Question
What does it mean that agent coordination review?
Quick Answer
Periodically assess how well your agents work together as a system.
Periodically assess how well your agents work together as a system.
Example: You run a weekly planning agent, a daily writing habit, a reading-to-notes pipeline, and a monthly reflection practice. Individually, each one produces output. But you have never asked: does the weekly plan actually inform what the daily writing focuses on? Does the reading pipeline feed material into the monthly reflection, or do they operate in parallel without connection? You sit down for a thirty-minute coordination review. Within ten minutes you discover that your weekly plan never references your reading queue, your writing habit pulls from memory rather than notes, and your monthly reflection repeats the same themes because it has no structured input from the other three. The agents are running. They are not coordinating. The review makes the gap visible — and gives you a concrete list of broken handoffs to repair.

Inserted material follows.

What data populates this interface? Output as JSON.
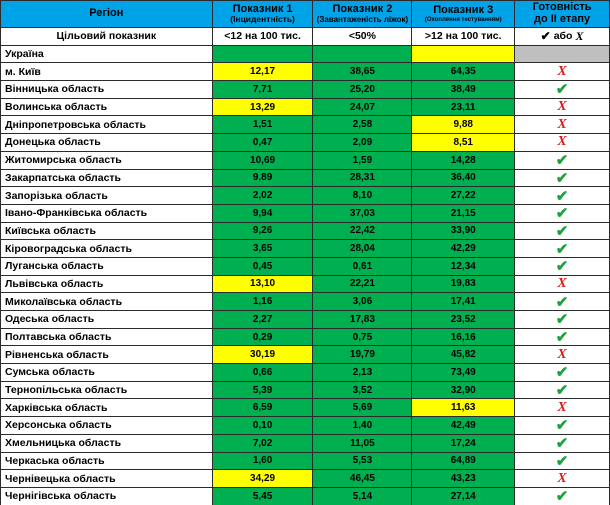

Try this: Set a timer for thirty minutes. List every cognitive agent you currently operate — every recurring habit, routine, automated process, delegation, or structured practice. For each one, write down what it produces and what it consumes. Then draw the connections: which agent's output feeds into which other agent's input? Circle any agent whose output goes nowhere and any agent whose input comes from nowhere. These orphaned connections are your coordination failures. Pick the single most consequential broken handoff and design a repair — a specific, concrete change that connects the output of one agent to the input of another. You have just completed your first agent coordination review.